I think the most pervasive problem in XML adoption is ingorance and even wilful sabotage of the international foundation on which XML is built. In several recent incidents, both in my consulting work and in my OSS/community work I have come across systems that ignore or break XML’s Unicode character model.

I’ve almost grown tired of saying it, but it is worth saying until I’ve worked through my very last nerve: the single most important aspect of XML is its character model. Ditch XML and use something else before you mess with that. A tremendous amount of damage is done by people who can’t see past the pointy brackets as the point of XML.

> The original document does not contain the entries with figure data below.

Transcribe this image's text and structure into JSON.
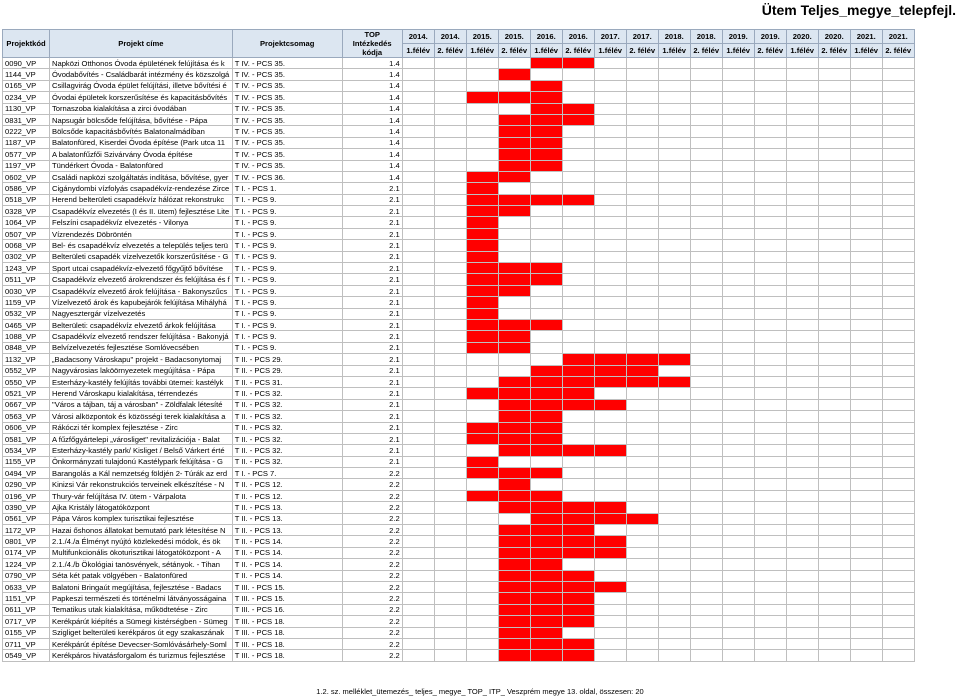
{
  "page_title": "Ütem Teljes_megye_telepfejl.",
  "headers": {
    "code": "Projektkód",
    "name": "Projekt címe",
    "group": "Projektcsomag",
    "top": "TOP Intézkedés kódja"
  },
  "periods": [
    {
      "year": "2014.",
      "half": "1.félév"
    },
    {
      "year": "2014.",
      "half": "2. félév"
    },
    {
      "year": "2015.",
      "half": "1.félév"
    },
    {
      "year": "2015.",
      "half": "2. félév"
    },
    {
      "year": "2016.",
      "half": "1.félév"
    },
    {
      "year": "2016.",
      "half": "2. félév"
    },
    {
      "year": "2017.",
      "half": "1.félév"
    },
    {
      "year": "2017.",
      "half": "2. félév"
    },
    {
      "year": "2018.",
      "half": "1.félév"
    },
    {
      "year": "2018.",
      "half": "2. félév"
    },
    {
      "year": "2019.",
      "half": "1.félév"
    },
    {
      "year": "2019.",
      "half": "2. félév"
    },
    {
      "year": "2020.",
      "half": "1.félév"
    },
    {
      "year": "2020.",
      "half": "2. félév"
    },
    {
      "year": "2021.",
      "half": "1.félév"
    },
    {
      "year": "2021.",
      "half": "2. félév"
    }
  ],
  "status_color": "#ff0000",
  "rows": [
    {
      "code": "0090_VP",
      "name": "Napközi Otthonos Óvoda épületének felújítása és k",
      "group": "T IV. - PCS 35.",
      "top": "1.4",
      "on": [
        4,
        5
      ]
    },
    {
      "code": "1144_VP",
      "name": "Óvodabővítés - Családbarát intézmény és közszolgá",
      "group": "T IV. - PCS 35.",
      "top": "1.4",
      "on": [
        3
      ]
    },
    {
      "code": "0165_VP",
      "name": "Csillagvirág Óvoda épület felújítási, illetve bővítési é",
      "group": "T IV. - PCS 35.",
      "top": "1.4",
      "on": [
        4
      ]
    },
    {
      "code": "0234_VP",
      "name": "Óvodai épületek korszerűsítése és kapacitásbővítés",
      "group": "T IV. - PCS 35.",
      "top": "1.4",
      "on": [
        2,
        3,
        4
      ]
    },
    {
      "code": "1130_VP",
      "name": "Tornaszoba kialakítása a zirci óvodában",
      "group": "T IV. - PCS 35.",
      "top": "1.4",
      "on": [
        4,
        5
      ]
    },
    {
      "code": "0831_VP",
      "name": "Napsugár bölcsőde felújítása, bővítése - Pápa",
      "group": "T IV. - PCS 35.",
      "top": "1.4",
      "on": [
        3,
        4,
        5
      ]
    },
    {
      "code": "0222_VP",
      "name": "Bölcsőde kapacitásbővítés Balatonalmádiban",
      "group": "T IV. - PCS 35.",
      "top": "1.4",
      "on": [
        3,
        4
      ]
    },
    {
      "code": "1187_VP",
      "name": "Balatonfüred, Kiserdei Óvoda építése (Park utca 11",
      "group": "T IV. - PCS 35.",
      "top": "1.4",
      "on": [
        3,
        4
      ]
    },
    {
      "code": "0577_VP",
      "name": "A balatonfűzfői Szivárvány Óvoda építése",
      "group": "T IV. - PCS 35.",
      "top": "1.4",
      "on": [
        3,
        4
      ]
    },
    {
      "code": "1197_VP",
      "name": "Tündérkert Óvoda - Balatonfüred",
      "group": "T IV. - PCS 35.",
      "top": "1.4",
      "on": [
        3,
        4
      ]
    },
    {
      "code": "0602_VP",
      "name": "Családi napközi szolgáltatás indítása, bővítése, gyer",
      "group": "T IV. - PCS 36.",
      "top": "1.4",
      "on": [
        2,
        3
      ]
    },
    {
      "code": "0586_VP",
      "name": "Cigánydombi vízfolyás csapadékvíz-rendezése Zirce",
      "group": "T I. - PCS 1.",
      "top": "2.1",
      "on": [
        2
      ]
    },
    {
      "code": "0518_VP",
      "name": "Herend belterületi csapadékvíz hálózat rekonstrukc",
      "group": "T I. - PCS 9.",
      "top": "2.1",
      "on": [
        2,
        3,
        4,
        5
      ]
    },
    {
      "code": "0328_VP",
      "name": "Csapadékvíz elvezetés (I és II. ütem) fejlesztése Lite",
      "group": "T I. - PCS 9.",
      "top": "2.1",
      "on": [
        2,
        3
      ]
    },
    {
      "code": "1064_VP",
      "name": "Felszíni csapadékvíz elvezetés - Vilonya",
      "group": "T I. - PCS 9.",
      "top": "2.1",
      "on": [
        2
      ]
    },
    {
      "code": "0507_VP",
      "name": "Vízrendezés Döbröntén",
      "group": "T I. - PCS 9.",
      "top": "2.1",
      "on": [
        2
      ]
    },
    {
      "code": "0068_VP",
      "name": "Bel- és csapadékvíz elvezetés a település teljes terü",
      "group": "T I. - PCS 9.",
      "top": "2.1",
      "on": [
        2
      ]
    },
    {
      "code": "0302_VP",
      "name": "Belterületi csapadék vízelvezetők korszerűsítése - G",
      "group": "T I. - PCS 9.",
      "top": "2.1",
      "on": [
        2
      ]
    },
    {
      "code": "1243_VP",
      "name": "Sport utcai csapadékvíz-elvezető főgyűjtő bővítése",
      "group": "T I. - PCS 9.",
      "top": "2.1",
      "on": [
        2,
        3,
        4
      ]
    },
    {
      "code": "0511_VP",
      "name": "Csapadékvíz elvezető árokrendszer és felújítása és f",
      "group": "T I. - PCS 9.",
      "top": "2.1",
      "on": [
        2,
        3,
        4
      ]
    },
    {
      "code": "0030_VP",
      "name": "Csapadékvíz elvezető árok felújítása - Bakonyszűcs",
      "group": "T I. - PCS 9.",
      "top": "2.1",
      "on": [
        2,
        3
      ]
    },
    {
      "code": "1159_VP",
      "name": "Vízelvezető árok és kapubejárók felújítása Mihályhá",
      "group": "T I. - PCS 9.",
      "top": "2.1",
      "on": [
        2
      ]
    },
    {
      "code": "0532_VP",
      "name": "Nagyesztergár vízelvezetés",
      "group": "T I. - PCS 9.",
      "top": "2.1",
      "on": [
        2
      ]
    },
    {
      "code": "0465_VP",
      "name": "Belterületi: csapadékvíz elvezető árkok felújítása",
      "group": "T I. - PCS 9.",
      "top": "2.1",
      "on": [
        2,
        3,
        4
      ]
    },
    {
      "code": "1088_VP",
      "name": "Csapadékvíz elvezető rendszer felújítása - Bakonyjá",
      "group": "T I. - PCS 9.",
      "top": "2.1",
      "on": [
        2,
        3
      ]
    },
    {
      "code": "0848_VP",
      "name": "Belvízelvezetés fejlesztése Somlóvecsében",
      "group": "T I. - PCS 9.",
      "top": "2.1",
      "on": [
        2,
        3
      ]
    },
    {
      "code": "1132_VP",
      "name": "„Badacsony Városkapu\" projekt - Badacsonytomaj",
      "group": "T II. - PCS 29.",
      "top": "2.1",
      "on": [
        5,
        6,
        7,
        8
      ]
    },
    {
      "code": "0552_VP",
      "name": "Nagyvárosias laköörnyezetek megújítása - Pápa",
      "group": "T II. - PCS 29.",
      "top": "2.1",
      "on": [
        4,
        5,
        6,
        7
      ]
    },
    {
      "code": "0550_VP",
      "name": "Esterházy-kastély felújítás további ütemei: kastélyk",
      "group": "T II. - PCS 31.",
      "top": "2.1",
      "on": [
        3,
        4,
        5,
        6,
        7,
        8
      ]
    },
    {
      "code": "0521_VP",
      "name": "Herend Városkapu kialakítása, térrendezés",
      "group": "T II. - PCS 32.",
      "top": "2.1",
      "on": [
        2,
        3,
        4,
        5
      ]
    },
    {
      "code": "0667_VP",
      "name": "\"Város a tájban, táj a városban\" - Zöldfalak létesíté",
      "group": "T II. - PCS 32.",
      "top": "2.1",
      "on": [
        3,
        4,
        5,
        6
      ]
    },
    {
      "code": "0563_VP",
      "name": "Városi alközpontok és közösségi terek kialakítása a",
      "group": "T II. - PCS 32.",
      "top": "2.1",
      "on": [
        3,
        4
      ]
    },
    {
      "code": "0606_VP",
      "name": "Rákóczi tér komplex fejlesztése - Zirc",
      "group": "T II. - PCS 32.",
      "top": "2.1",
      "on": [
        2,
        3,
        4
      ]
    },
    {
      "code": "0581_VP",
      "name": "A fűzfőgyártelepi „városliget\" revitalizációja - Balat",
      "group": "T II. - PCS 32.",
      "top": "2.1",
      "on": [
        2,
        3,
        4
      ]
    },
    {
      "code": "0534_VP",
      "name": "Esterházy-kastély park/ Kisliget / Belső Várkert érté",
      "group": "T II. - PCS 32.",
      "top": "2.1",
      "on": [
        3,
        4,
        5,
        6
      ]
    },
    {
      "code": "1155_VP",
      "name": "Önkormányzati tulajdonú Kastélypark felújítása - G",
      "group": "T II. - PCS 32.",
      "top": "2.1",
      "on": [
        2
      ]
    },
    {
      "code": "0494_VP",
      "name": "Barangolás a Kál nemzetség földjén 2- Túrák az erd",
      "group": "T I. - PCS 7.",
      "top": "2.2",
      "on": [
        2,
        3,
        4
      ]
    },
    {
      "code": "0290_VP",
      "name": "Kinizsi Vár rekonstrukciós terveinek elkészítése - N",
      "group": "T II. - PCS 12.",
      "top": "2.2",
      "on": [
        3
      ]
    },
    {
      "code": "0196_VP",
      "name": "Thury-vár felújítása IV. ütem - Várpalota",
      "group": "T II. - PCS 12.",
      "top": "2.2",
      "on": [
        2,
        3,
        4
      ]
    },
    {
      "code": "0390_VP",
      "name": "Ajka Kristály látogatóközpont",
      "group": "T II. - PCS 13.",
      "top": "2.2",
      "on": [
        3,
        4,
        5,
        6
      ]
    },
    {
      "code": "0561_VP",
      "name": "Pápa Város komplex turisztikai fejlesztése",
      "group": "T II. - PCS 13.",
      "top": "2.2",
      "on": [
        4,
        5,
        6,
        7
      ]
    },
    {
      "code": "1172_VP",
      "name": "Hazai őshonos állatokat bemutató park létesítése N",
      "group": "T II. - PCS 13.",
      "top": "2.2",
      "on": [
        3,
        4,
        5
      ]
    },
    {
      "code": "0801_VP",
      "name": "2.1./4./a Élményt nyújtó közlekedési módok, és ök",
      "group": "T II. - PCS 14.",
      "top": "2.2",
      "on": [
        3,
        4,
        5,
        6
      ]
    },
    {
      "code": "0174_VP",
      "name": "Multifunkcionális ökoturisztikai látogatóközpont - A",
      "group": "T II. - PCS 14.",
      "top": "2.2",
      "on": [
        3,
        4,
        5,
        6
      ]
    },
    {
      "code": "1224_VP",
      "name": "2.1./4./b Ökológiai tanösvények, sétányok. - Tihan",
      "group": "T II. - PCS 14.",
      "top": "2.2",
      "on": [
        3,
        4
      ]
    },
    {
      "code": "0790_VP",
      "name": "Séta két patak völgyében - Balatonfüred",
      "group": "T II. - PCS 14.",
      "top": "2.2",
      "on": [
        3,
        4,
        5
      ]
    },
    {
      "code": "0633_VP",
      "name": "Balatoni Bringaút megújítása, fejlesztése - Badacs",
      "group": "T III. - PCS 15.",
      "top": "2.2",
      "on": [
        3,
        4,
        5,
        6
      ]
    },
    {
      "code": "1151_VP",
      "name": "Papkeszi természeti és történelmi látványosságaina",
      "group": "T III. - PCS 15.",
      "top": "2.2",
      "on": [
        3,
        4,
        5
      ]
    },
    {
      "code": "0611_VP",
      "name": "Tematikus utak kialakítása, működtetése - Zirc",
      "group": "T III. - PCS 16.",
      "top": "2.2",
      "on": [
        3,
        4,
        5
      ]
    },
    {
      "code": "0717_VP",
      "name": "Kerékpárút kiépítés a Sümegi kistérségben - Sümeg",
      "group": "T III. - PCS 18.",
      "top": "2.2",
      "on": [
        3,
        4,
        5
      ]
    },
    {
      "code": "0155_VP",
      "name": "Szigliget belterületi kerékpáros út egy szakaszának",
      "group": "T III. - PCS 18.",
      "top": "2.2",
      "on": [
        3,
        4
      ]
    },
    {
      "code": "0711_VP",
      "name": "Kerékpárút építése Devecser-Somlóvásárhely-Soml",
      "group": "T III. - PCS 18.",
      "top": "2.2",
      "on": [
        3,
        4,
        5
      ]
    },
    {
      "code": "0549_VP",
      "name": "Kerékpáros hivatásforgalom és turizmus fejlesztése",
      "group": "T III. - PCS 18.",
      "top": "2.2",
      "on": [
        3,
        4,
        5
      ]
    }
  ],
  "footer": "1.2. sz. melléklet_ütemezés_ teljes_ megye_ TOP_ ITP_ Veszprém megye 13. oldal, összesen: 20"
}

Yes, Unicode is hard. There is nothing to be done about this. We have a myriad of languages, writing systems and local conventions, and they complicate just about everything. That’s our wacky, wondrous world for you. Nevertheless, as a software professional in this age, there is no excuse not to buckle down and learn the rigors of i18n. I’m not meaning to be a pedant about this: I know a lot less abotu i18n than I wish I did, and I fall short of good i18n in much of my code. However, I respect the problem and I strive to work on my skills in the area, and my discipline in applying it in software development.

If you use XML in your work, please read “The skew.org XML Tutorial. A reintroduction to XML with an emphasis on character encoding“, by Mike Brown (a truly brilliant article). You might also want to check out my article “Proper XML Output in Python“. Even if you’re not a Python programmer, you might find some use in its discussion of common character problems when generating XML.